The pottery and artifacts unearthed at the Nassaw site include English wares they accumulated while fighting in the war and many tools and pottery they made themselves, each telling a different story.

"An abundance of gun parts proved their importance as soldiers," Riggs said. At that time, "the colonies were pouring goods and firearms" into the villages.

Also prevalent were fragments of brass kettles - the envy of any Catawba homemaker, Riggs said.

The Catawba reused smaller pieces of the brass to make jewelry, arrow points and other objects.

Fragments of gun parts including rifle barrels, English ceramic, pipes, and glass wine and rum bottles showed the close contact the Catawbas had with the English.

Even the blade of a Scottish dagger shows the international reach of trade, Riggs and Davis said.

Expert potters

The Catawba pottery made in Nassaw and Weyapee reflects a major cultural shift, Davis and Riggs said.

Most notable is the stark contrast between the pottery they made in the 1750s in Nassaw and the pottery made just a few years later, after epidemic and economic necessity drove them and other groups together.

The earlier pottery shows a strong adherence to traditional design and methods, but the pieces found only years later directly imitate English ceramic designs, surfaces, color and decorative elements.

The sudden - not gradual - break from tradition shows how adaptable and skilled the Catawba potters were and how attuned they were to the market.

This later pottery, often referred to as "colonowares," was traded far and wide for years to come and serves as the basis of the pottery the Catawba still make.

"They were familiar with this material. They already had it," Riggs said. Imitating it was easy.

 

Brett Riggs, research archaeologist with the Research Laboratories of Archaeology at the University of North Carolina at Chapel Hill, holds a piece of a Catawba Indian pot from the 1750s found at the site of Nassaw Town on the Catawba River.


Villages to cemeteries

Artifacts are only objects when separated from the land, Davis said. Looking at the organization of the village, the way homes were built and how the village was organized shows how the inhabitants lived.

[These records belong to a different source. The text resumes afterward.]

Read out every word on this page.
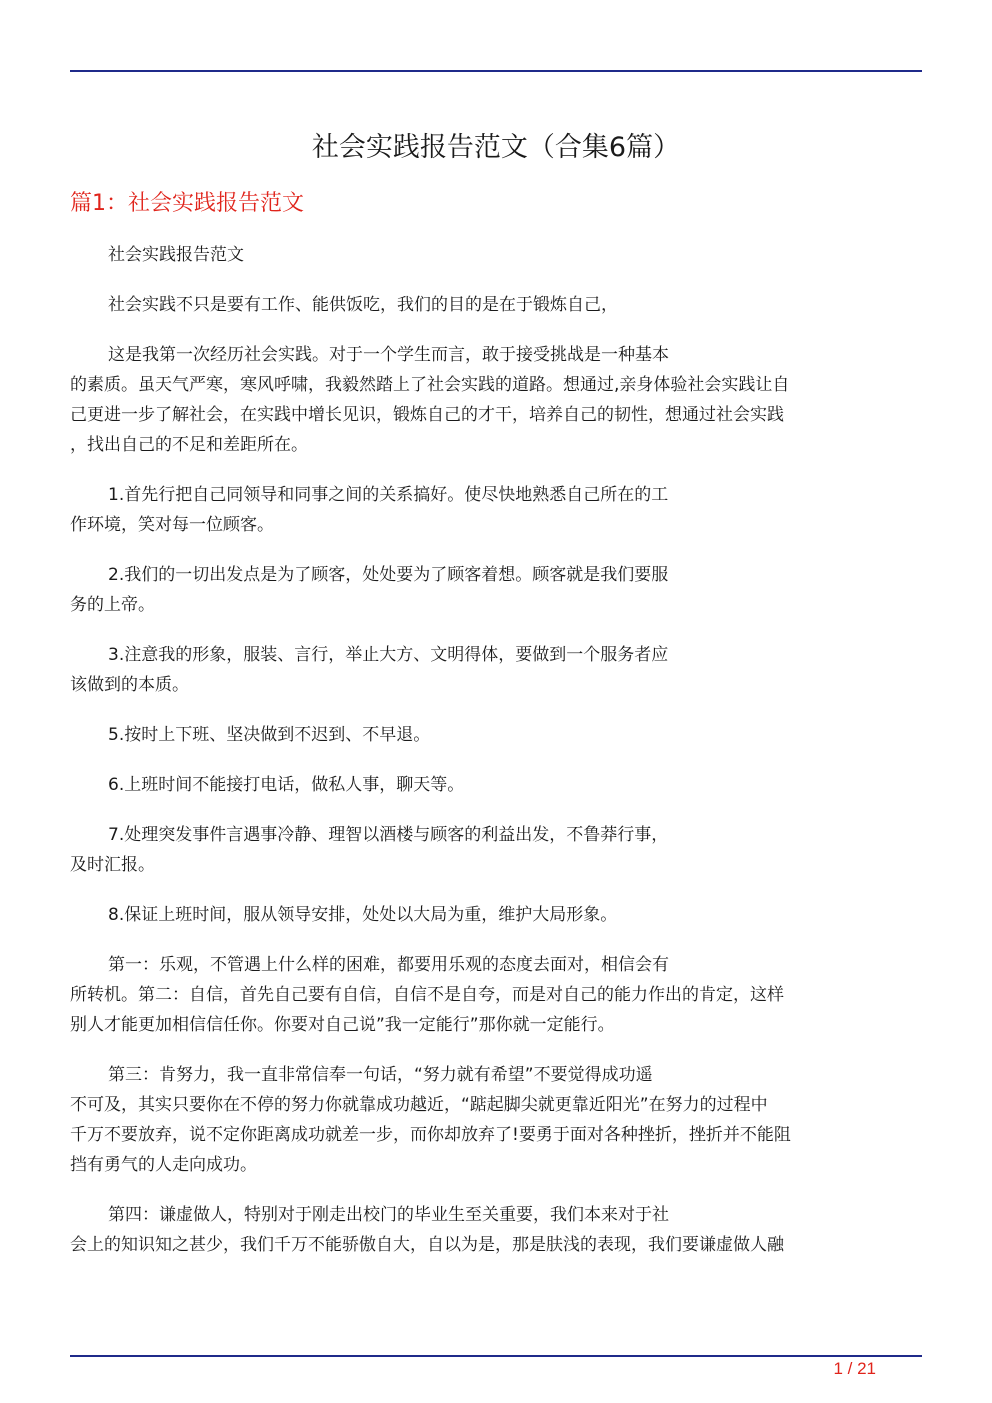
社会实践报告范文（合集6篇）
篇1：社会实践报告范文

社会实践报告范文

社会实践不只是要有工作、能供饭吃，我们的目的是在于锻炼自己，

这是我第一次经历社会实践。对于一个学生而言，敢于接受挑战是一种基本
的素质。虽天气严寒，寒风呼啸，我毅然踏上了社会实践的道路。想通过,亲身体验社会实践让自
己更进一步了解社会，在实践中增长见识，锻炼自己的才干，培养自己的韧性，想通过社会实践
，找出自己的不足和差距所在。

1.首先行把自己同领导和同事之间的关系搞好。使尽快地熟悉自己所在的工
作环境，笑对每一位顾客。

2.我们的一切出发点是为了顾客，处处要为了顾客着想。顾客就是我们要服
务的上帝。

3.注意我的形象，服装、言行，举止大方、文明得体，要做到一个服务者应
该做到的本质。

5.按时上下班、坚决做到不迟到、不早退。

6.上班时间不能接打电话，做私人事，聊天等。

7.处理突发事件言遇事冷静、理智以酒楼与顾客的利益出发，不鲁莽行事，
及时汇报。

8.保证上班时间，服从领导安排，处处以大局为重，维护大局形象。

第一：乐观，不管遇上什么样的困难，都要用乐观的态度去面对，相信会有
所转机。第二：自信，首先自己要有自信，自信不是自夸，而是对自己的能力作出的肯定，这样
别人才能更加相信信任你。你要对自己说”我一定能行”那你就一定能行。

第三：肯努力，我一直非常信奉一句话，“努力就有希望”不要觉得成功遥
不可及，其实只要你在不停的努力你就靠成功越近，“踮起脚尖就更靠近阳光”在努力的过程中
千万不要放弃，说不定你距离成功就差一步，而你却放弃了!要勇于面对各种挫折，挫折并不能阻
挡有勇气的人走向成功。

第四：谦虚做人，特别对于刚走出校门的毕业生至关重要，我们本来对于社
会上的知识知之甚少，我们千万不能骄傲自大，自以为是，那是肤浅的表现，我们要谦虚做人融

1 / 21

The Catawbas traditionally buried their dead inside the village, Riggs and Davis have found while excavating other Catawba sites.

Then came smallpox, wiping out at least half the population.

"Their villages were cemeteries," Davis said.

With half deceased and another quarter sick, about all the healthy could do was care for the ill, Riggs said. With so many dying, the Catawba might have buried their dead outside the village as well, he said.

Confirming that suspicion, Riggs and Davis found graves located a distance from the village site.

It's likely that more archaeological research would reveal more burials near the villages, providing insight into how many died and how the living dealt with the epidemic, Riggs said.

Moving forward

Davis, Riggs and their field school researchers excavated only a small fraction of Nassaw and Weyapee, illustrating the land's potential for more exploration.

A complete excavation of the villages - and elsewhere on the property - would reveal more artifacts, buried pit features and burials, they said.

"The work at Nassaw gives us a much broader understanding of what was going on in that world than we could get from any single site," Riggs said.

Representatives from the Catawba Indian Nation agree.

"Nobody today can say they know everything about their ethnic past," said Winonah Haire, the tribe's historic preservation officer.

Whenever new sites are discovered, they "add to the base of knowledge we have about our ancestors, and there's an act of discovery, information you may not have known," she said.

Ideally, the sites would remain protected and available for research later, Riggs said. Only when threatened by development would he recommend complete excavation.